Thomas Tucker, a federal bankruptcy judge since 2003, was named the successor Wednesday by R. Guy Cole Jr., chief judge of the 6th U.S. Circuit Court of Appeals in Cincinnati.
Tucker will resolve lingering disputes over claims in the biggest municipal bankruptcy case in U.S. history and enforce the city’s plan to shed $7 billion in debt, restructure another $3 billion and plow $1.7 billion into improved services. The city emerged from bankruptcy in early December.

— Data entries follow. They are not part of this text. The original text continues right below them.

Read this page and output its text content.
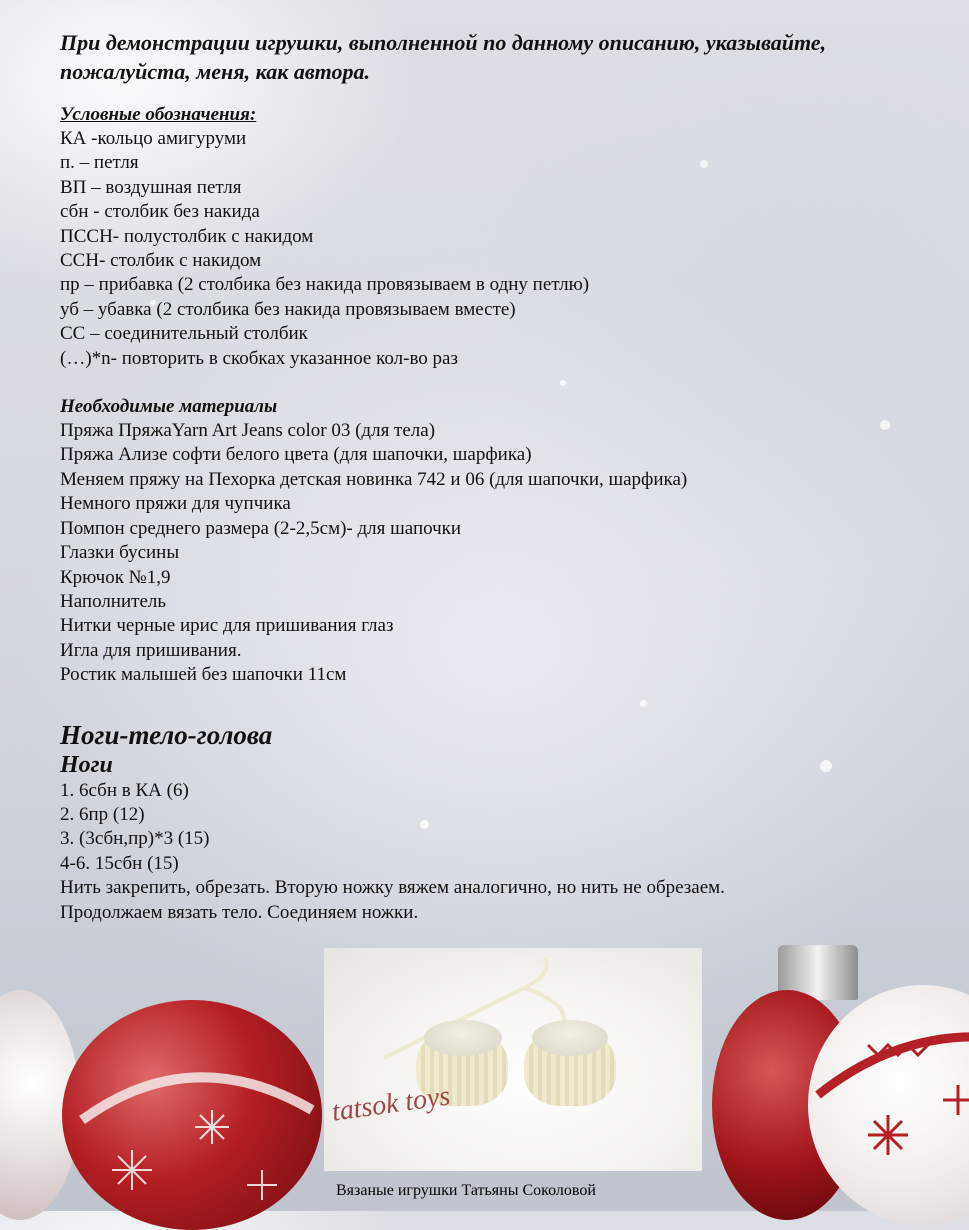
При демонстрации игрушки, выполненной по данному описанию, указывайте, пожалуйста, меня, как автора.

Условные обозначения:

КА -кольцо амигуруми
п. – петля
ВП – воздушная петля
сбн - столбик без накида
ПССН- полустолбик с накидом
ССН- столбик с накидом
пр – прибавка (2 столбика без накида провязываем в одну петлю)
уб – убавка (2 столбика без накида провязываем вместе)
СС – соединительный столбик
(…)*n- повторить в скобках указанное кол-во раз

Необходимые материалы

Пряжа ПряжаYarn Art Jeans color 03 (для тела)
Пряжа Ализе софти белого цвета (для шапочки, шарфика)
Меняем пряжу на Пехорка детская новинка 742 и 06 (для шапочки, шарфика)
Немного пряжи для чупчика
Помпон среднего размера (2-2,5см)- для шапочки
Глазки бусины
Крючок №1,9
Наполнитель
Нитки черные ирис для пришивания глаз
Игла для пришивания.
Ростик малышей без шапочки 11см

Ноги-тело-голова

Ноги

1. 6сбн в КА (6)
2. 6пр (12)
3. (3сбн,пр)*3 (15)
4-6. 15сбн (15)
Нить закрепить, обрезать. Вторую ножку вяжем аналогично, но нить не обрезаем.
Продолжаем вязать тело. Соединяем ножки.
tatsok toys
Вязаные игрушки Татьяны Соколовой
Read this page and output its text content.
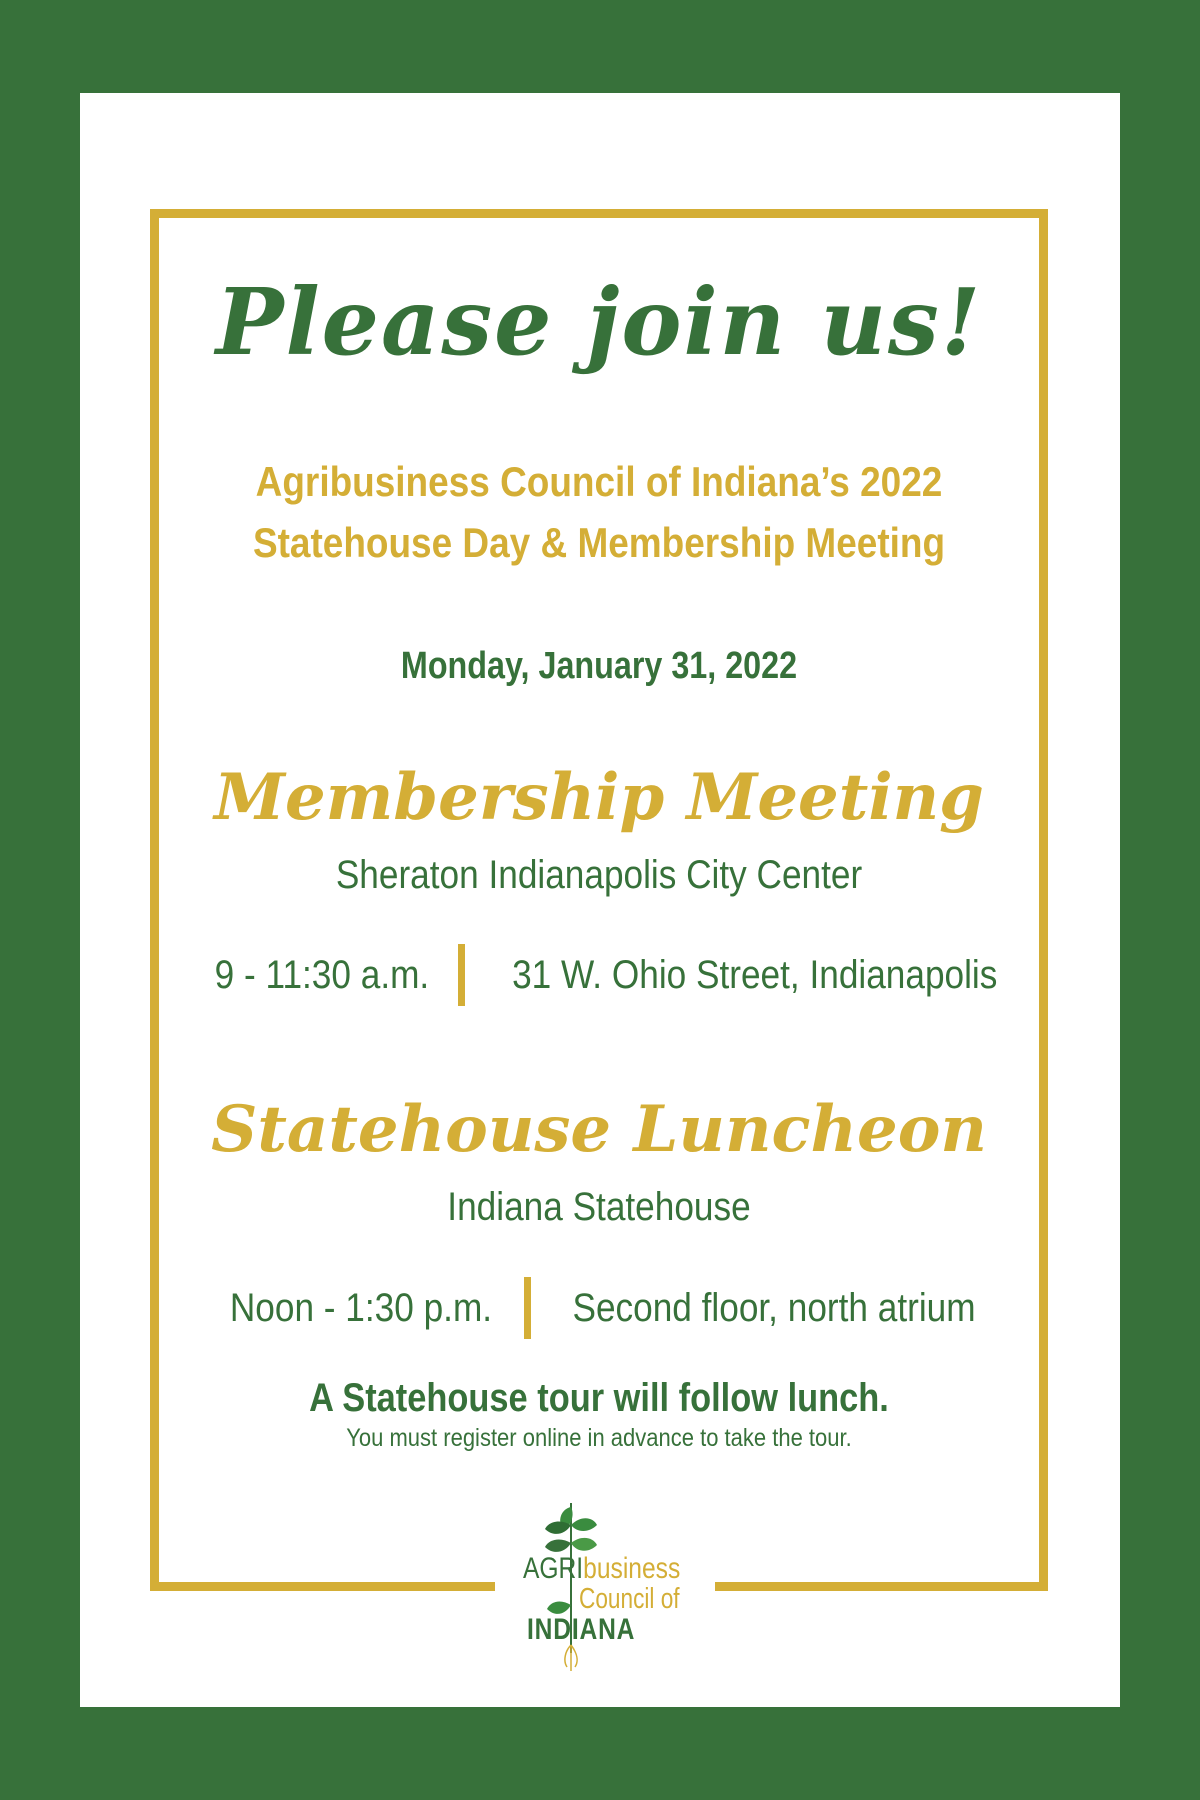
Please join us!
Agribusiness Council of Indiana’s 2022
Statehouse Day & Membership Meeting
Monday, January 31, 2022
Membership Meeting
Sheraton Indianapolis City Center
9 - 11:30 a.m. 31 W. Ohio Street, Indianapolis
Statehouse Luncheon
Indiana Statehouse
Noon - 1:30 p.m. Second floor, north atrium
A Statehouse tour will follow lunch.
You must register online in advance to take the tour.
AGRIbusiness
Council of
INDIANA
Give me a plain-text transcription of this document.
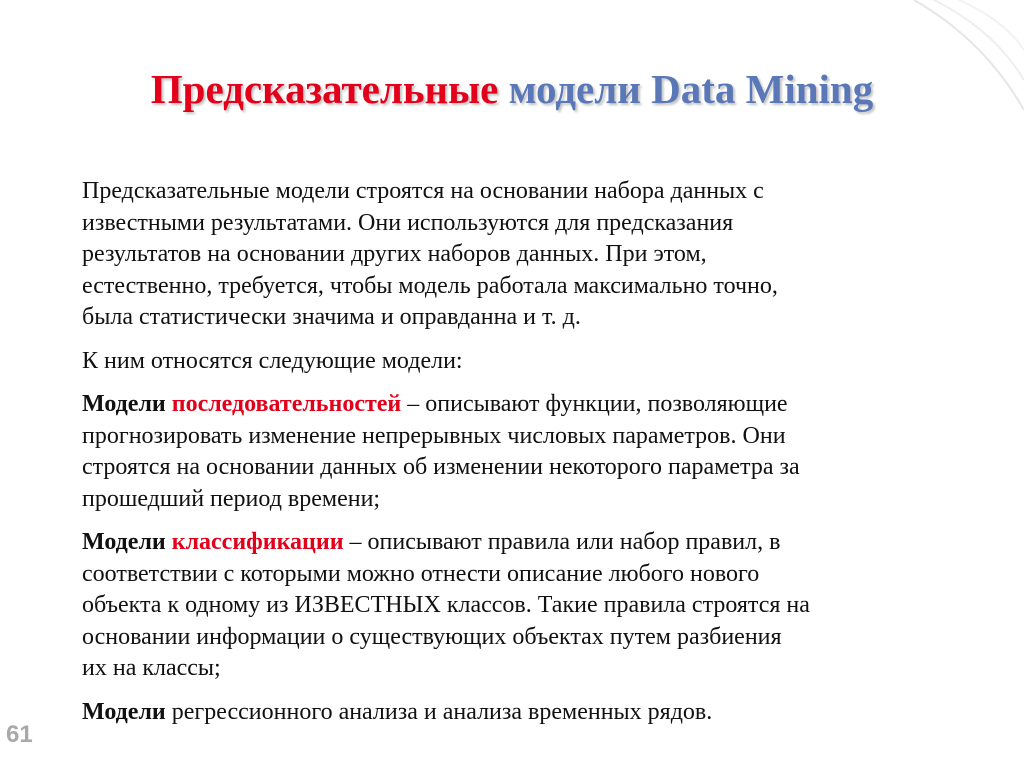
Предсказательные модели Data Mining

Предсказательные модели строятся на основании набора данных с
известными результатами. Они используются для предсказания
результатов на основании других наборов данных. При этом,
естественно, требуется, чтобы модель работала максимально точно,
была статистически значима и оправданна и т. д.

К ним относятся следующие модели:

Модели последовательностей – описывают функции, позволяющие
прогнозировать изменение непрерывных числовых параметров. Они
строятся на основании данных об изменении некоторого параметра за
прошедший период времени;

Модели классификации – описывают правила или набор правил, в
соответствии с которыми можно отнести описание любого нового
объекта к одному из ИЗВЕСТНЫХ классов. Такие правила строятся на
основании информации о существующих объектах путем разбиения
их на классы;

Модели регрессионного анализа и анализа временных рядов.

61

“I make this designation having reviewed the levels of experience and the respective caseloads of the judges of the bankruptcy court, and the availability of Judge Tucker, and having received the input of the judges of the bankruptcy and district courts for the Eastern District of Michigan,” Cole wrote.
Tucker graduated from the University of Toledo and received his juris doctor from Harvard University. A former appeals court clerk, Tucker worked in private practice for 20 years in Toledo, focusing on commercial litigation and bankruptcy.
“He is very smart and thoughtful. I think he is another one that you will get a fair hearing in front of,” said Douglas Bernstein, a Bloomfield Hills bankruptcy attorney who has closely followed the city's case. “Some judges get painted as ‘he/she is a debtor’s judge’ as opposed to ‘creditors’ judge.’ He doesn’t have a label like that.”
One of Tucker’s biggest cases involved the bankruptcy of Automotive plastics manufacturer Venture Industries. The firm, one of Fraser’s largest, filed Chapter 11 bankruptcy in 2003 and employed 2,000 people in the Detroit area at its peak.